A aldeia perdida de Colmeal

A Beta escreveu-me para pedir informações sobre uma aldeia abandonada que sabia existir "por estes lados". Decidi então aproveitar esse pretexto para escrever este artigo para mostrar, não só à Beta, mas a todos os leitores, este peculiar lugar perdido na Beira Alta.


A aldeia de Colmeal dá, ainda hoje, nome à freguesia na qual se insere, embora a povoação esteja abandonada desde a década de 1950. Situa-se num vale da Serra da Marofa, no concelho de Figueira de Castelo Rodrigo.



Trata-se de um conjunto rural interessante, praticamente todo em xisto, e dominado pelo Solar dos Cabral, onde o navegador Pedro Álvares Cabral passou parte da sua vida. Aliás, sobre a porta de entrada encontra-se ainda um brasão da família Cabral, que apresenta um curioso erro de construção (1).


A Igreja da aldeia também é interessante, apesar do seu preocupante estado de ruína. A queda do estuque revelou os primitivos frescos com cenas bíblicas e motivos vegetais. Nas fotos, que aqui apresento, é possível ver aquela que será uma representação de S.Sebastião em duas camadas diferentes, um sinal de que terá havido uma reparação ou reconstituição da pintura numa época posterior.

No exterior um enorme brasão, muito desgastado, coroa a porta de entrada e, a toda a volta da igreja, na parte superior das paredes, existe uma banda de pintura decorativa em motivos vegetais.



Contudo, existe um outro ponto de interesse junto á localidade e que apenas em 2004 foi descoberto: as pinturas rupestres. Situam-se junto à povoação nos enormes penedos que ladeiam a ribeira do colmeal e tratam-se de representações esquemáticas de antropomorfos, datando do 3º Milénio a.C.. Foi aliás por causa desta descoberta que, movido pela curiosidade e pela necessidade de documentar o local, me desloquei ao Colmeal.

A pretexto destas pinturas, apresentei uma comunicação a 13 de Março de 2005, em Alijó, no âmbito das II Jornadas Transmontanas de Arqueologia, durante a qual falei também da aldeia de Colmeal. No final deixei no ar a proposta para que fosse criado nas ruínas de Colmeal um centro de acolhimento a visitantes que contivesse um centro interpretativo da aldeia e das pinturas, assim como uma unidade hoteleira. Seria com certeza uma excelente forma de trazer vida ao local, evitando que este desapareça irremediavelmente.



A história do abandono

Tendo origem na Idade Média, algures por volta do séc. XII, o núcleo populacional nunca se assumiu como povoação, mantendo sempre o seu estatuto feudal e pagando renda ao proprietário das terras até ao seu abandono definitivo. As terras onde se situa pertenceram durante muito tempo aos Condes de Belmonte, embora tenham depois sido sucessivamente revendidas, passando por vários proprietários diferentes.

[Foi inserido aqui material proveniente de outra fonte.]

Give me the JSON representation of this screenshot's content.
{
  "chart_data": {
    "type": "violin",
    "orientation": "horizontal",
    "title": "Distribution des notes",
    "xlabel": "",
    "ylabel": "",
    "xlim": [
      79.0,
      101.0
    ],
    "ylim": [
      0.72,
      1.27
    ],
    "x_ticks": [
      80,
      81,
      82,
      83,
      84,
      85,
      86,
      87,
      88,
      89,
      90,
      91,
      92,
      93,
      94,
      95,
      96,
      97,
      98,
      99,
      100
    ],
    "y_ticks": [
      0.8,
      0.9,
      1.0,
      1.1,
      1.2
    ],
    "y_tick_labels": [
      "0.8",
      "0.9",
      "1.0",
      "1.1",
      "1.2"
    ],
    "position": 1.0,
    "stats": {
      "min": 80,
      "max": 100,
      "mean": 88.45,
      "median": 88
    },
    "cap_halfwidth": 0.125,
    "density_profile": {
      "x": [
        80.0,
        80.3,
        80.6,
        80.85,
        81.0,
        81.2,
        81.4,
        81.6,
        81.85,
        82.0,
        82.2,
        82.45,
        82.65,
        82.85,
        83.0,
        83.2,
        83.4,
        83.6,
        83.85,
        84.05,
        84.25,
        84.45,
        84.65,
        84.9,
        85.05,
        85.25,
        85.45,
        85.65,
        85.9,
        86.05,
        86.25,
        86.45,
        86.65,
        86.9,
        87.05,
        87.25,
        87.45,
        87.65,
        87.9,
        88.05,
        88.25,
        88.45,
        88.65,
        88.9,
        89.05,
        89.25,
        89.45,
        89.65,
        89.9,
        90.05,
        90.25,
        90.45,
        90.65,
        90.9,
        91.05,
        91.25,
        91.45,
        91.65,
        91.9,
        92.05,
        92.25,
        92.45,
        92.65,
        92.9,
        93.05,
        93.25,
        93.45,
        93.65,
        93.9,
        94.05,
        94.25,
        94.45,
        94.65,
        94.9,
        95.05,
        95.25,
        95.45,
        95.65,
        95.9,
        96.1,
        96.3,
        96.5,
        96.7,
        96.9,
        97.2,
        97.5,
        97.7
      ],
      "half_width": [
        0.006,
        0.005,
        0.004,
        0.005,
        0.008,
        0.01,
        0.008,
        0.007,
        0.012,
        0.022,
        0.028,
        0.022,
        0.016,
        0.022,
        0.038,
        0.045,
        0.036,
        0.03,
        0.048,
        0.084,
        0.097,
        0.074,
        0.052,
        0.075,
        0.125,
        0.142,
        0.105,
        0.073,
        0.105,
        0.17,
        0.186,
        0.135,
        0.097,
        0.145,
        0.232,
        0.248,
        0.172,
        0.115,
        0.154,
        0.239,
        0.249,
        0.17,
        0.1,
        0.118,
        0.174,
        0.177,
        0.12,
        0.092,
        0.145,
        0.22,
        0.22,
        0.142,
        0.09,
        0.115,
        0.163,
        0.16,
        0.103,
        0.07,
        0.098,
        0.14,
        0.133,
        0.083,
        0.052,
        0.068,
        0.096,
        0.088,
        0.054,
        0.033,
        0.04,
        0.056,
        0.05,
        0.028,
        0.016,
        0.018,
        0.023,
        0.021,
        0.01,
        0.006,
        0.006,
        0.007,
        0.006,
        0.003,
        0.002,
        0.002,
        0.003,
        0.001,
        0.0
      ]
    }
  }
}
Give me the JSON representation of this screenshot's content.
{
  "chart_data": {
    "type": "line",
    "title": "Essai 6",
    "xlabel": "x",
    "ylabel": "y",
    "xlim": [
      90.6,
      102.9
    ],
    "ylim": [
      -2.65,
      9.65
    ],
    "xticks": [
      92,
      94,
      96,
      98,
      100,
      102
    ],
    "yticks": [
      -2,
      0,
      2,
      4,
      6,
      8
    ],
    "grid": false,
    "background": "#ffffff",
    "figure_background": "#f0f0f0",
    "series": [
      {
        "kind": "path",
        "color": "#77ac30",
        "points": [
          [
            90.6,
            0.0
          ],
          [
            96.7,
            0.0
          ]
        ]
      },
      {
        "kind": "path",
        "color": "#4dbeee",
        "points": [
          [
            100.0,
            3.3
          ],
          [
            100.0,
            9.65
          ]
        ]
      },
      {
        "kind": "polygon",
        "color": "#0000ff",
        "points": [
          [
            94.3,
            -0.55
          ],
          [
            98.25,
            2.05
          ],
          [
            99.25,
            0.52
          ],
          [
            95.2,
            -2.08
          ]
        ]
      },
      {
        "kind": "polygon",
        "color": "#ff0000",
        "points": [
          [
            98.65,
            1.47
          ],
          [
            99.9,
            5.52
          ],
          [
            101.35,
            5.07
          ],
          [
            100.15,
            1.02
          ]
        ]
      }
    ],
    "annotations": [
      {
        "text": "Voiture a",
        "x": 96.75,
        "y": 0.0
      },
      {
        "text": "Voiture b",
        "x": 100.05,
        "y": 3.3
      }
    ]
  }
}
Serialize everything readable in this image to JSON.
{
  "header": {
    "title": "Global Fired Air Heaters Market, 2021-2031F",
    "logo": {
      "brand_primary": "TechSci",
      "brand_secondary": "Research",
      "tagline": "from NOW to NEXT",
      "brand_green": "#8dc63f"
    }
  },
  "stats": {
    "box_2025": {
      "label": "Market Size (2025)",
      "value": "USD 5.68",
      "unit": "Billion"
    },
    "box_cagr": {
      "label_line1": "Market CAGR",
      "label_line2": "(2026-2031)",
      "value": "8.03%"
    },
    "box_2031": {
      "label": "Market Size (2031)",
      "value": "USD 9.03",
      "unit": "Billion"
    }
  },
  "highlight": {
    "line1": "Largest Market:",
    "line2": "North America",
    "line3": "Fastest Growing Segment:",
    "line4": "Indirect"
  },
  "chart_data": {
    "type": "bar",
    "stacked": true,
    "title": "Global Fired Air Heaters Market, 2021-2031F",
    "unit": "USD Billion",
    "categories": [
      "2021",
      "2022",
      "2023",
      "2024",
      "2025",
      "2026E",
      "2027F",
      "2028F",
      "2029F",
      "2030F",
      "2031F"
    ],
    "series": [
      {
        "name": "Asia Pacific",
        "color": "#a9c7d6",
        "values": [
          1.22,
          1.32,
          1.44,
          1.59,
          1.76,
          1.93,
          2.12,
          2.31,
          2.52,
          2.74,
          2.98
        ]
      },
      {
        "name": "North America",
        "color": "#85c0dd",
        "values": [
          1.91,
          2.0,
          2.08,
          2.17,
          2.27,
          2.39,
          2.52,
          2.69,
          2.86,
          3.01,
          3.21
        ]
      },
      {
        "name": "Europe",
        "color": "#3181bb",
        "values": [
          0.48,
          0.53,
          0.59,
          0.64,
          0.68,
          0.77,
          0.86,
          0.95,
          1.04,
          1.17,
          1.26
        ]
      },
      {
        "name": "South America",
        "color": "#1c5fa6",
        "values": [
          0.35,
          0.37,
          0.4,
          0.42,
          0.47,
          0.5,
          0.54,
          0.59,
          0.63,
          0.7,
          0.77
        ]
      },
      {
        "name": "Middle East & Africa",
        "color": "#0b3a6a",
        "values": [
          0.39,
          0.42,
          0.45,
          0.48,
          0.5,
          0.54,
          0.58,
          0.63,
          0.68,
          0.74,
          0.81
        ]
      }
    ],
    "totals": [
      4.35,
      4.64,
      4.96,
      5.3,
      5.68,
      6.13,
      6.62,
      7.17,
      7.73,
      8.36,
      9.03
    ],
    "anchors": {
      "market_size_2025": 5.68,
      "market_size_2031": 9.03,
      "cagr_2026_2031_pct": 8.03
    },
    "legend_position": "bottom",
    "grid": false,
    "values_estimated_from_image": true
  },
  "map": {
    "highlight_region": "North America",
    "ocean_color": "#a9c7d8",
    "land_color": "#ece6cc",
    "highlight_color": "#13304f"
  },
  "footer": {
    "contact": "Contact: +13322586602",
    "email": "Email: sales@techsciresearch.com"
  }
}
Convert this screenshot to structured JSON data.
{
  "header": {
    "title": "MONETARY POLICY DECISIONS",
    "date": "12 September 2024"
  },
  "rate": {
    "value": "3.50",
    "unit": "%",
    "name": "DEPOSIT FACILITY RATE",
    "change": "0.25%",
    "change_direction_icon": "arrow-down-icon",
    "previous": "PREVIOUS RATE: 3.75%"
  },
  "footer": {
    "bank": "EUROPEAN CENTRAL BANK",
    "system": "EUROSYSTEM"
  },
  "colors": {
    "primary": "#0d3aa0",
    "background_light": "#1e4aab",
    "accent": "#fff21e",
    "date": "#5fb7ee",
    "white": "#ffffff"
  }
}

Em 1957, um diferendo entre os habitantes e a proprietária daquelas terras sobre o aumento do preço da renda, culminou da pior forma quando o tribunal deu razão à proprietária e esta se decidiu pela expulsão dos habitantes. Às primeiras horas da manhã de 10 de Julho de 1957, um contingente da GNR fortemente armado e a cavalo entrou na povoação e forçou a as 14 famílias que aí moravam a abandonar as suas casas. Embora não esteja confirmado, há relatos de confrontos e mortes, o que não seria de espantar dado aquilo que estava em causa para os habitantes.

Estes acabaram por se fixar nas povoações anexas da freguesia ou partiram para outras paragens. Certo é que nunca mais puderam aqui voltar e hoje, nada resta para além de ruínas e memórias de uma vitalidade que ainda ecoa pelos muros despidos de Colmeal.

(1) Na heráldica, os animais são representados sempre virados para a sua direita (esquerda do observador), já que este é, desde sempre, considerado o "lado nobre" ("ele é o meu braço direito", "...onde está sentado à direita do Pai", etc). O que por vezes sucede é que, quando um nobre encomendava o brasão a um artífice, enviava-lhe um exemplar do seu selo, que poderia bem ser um anel, e que era usado para marcar o lacre das suas cartas. Se o artífice não fosse muito experiente ou se fosse mau artífice, olhava directamente para o sinete cuja imagem, obviamente, estava invertida, representando na pedra aquilo que via. Terá provavelmente sido aquilo que aqui sucedeu.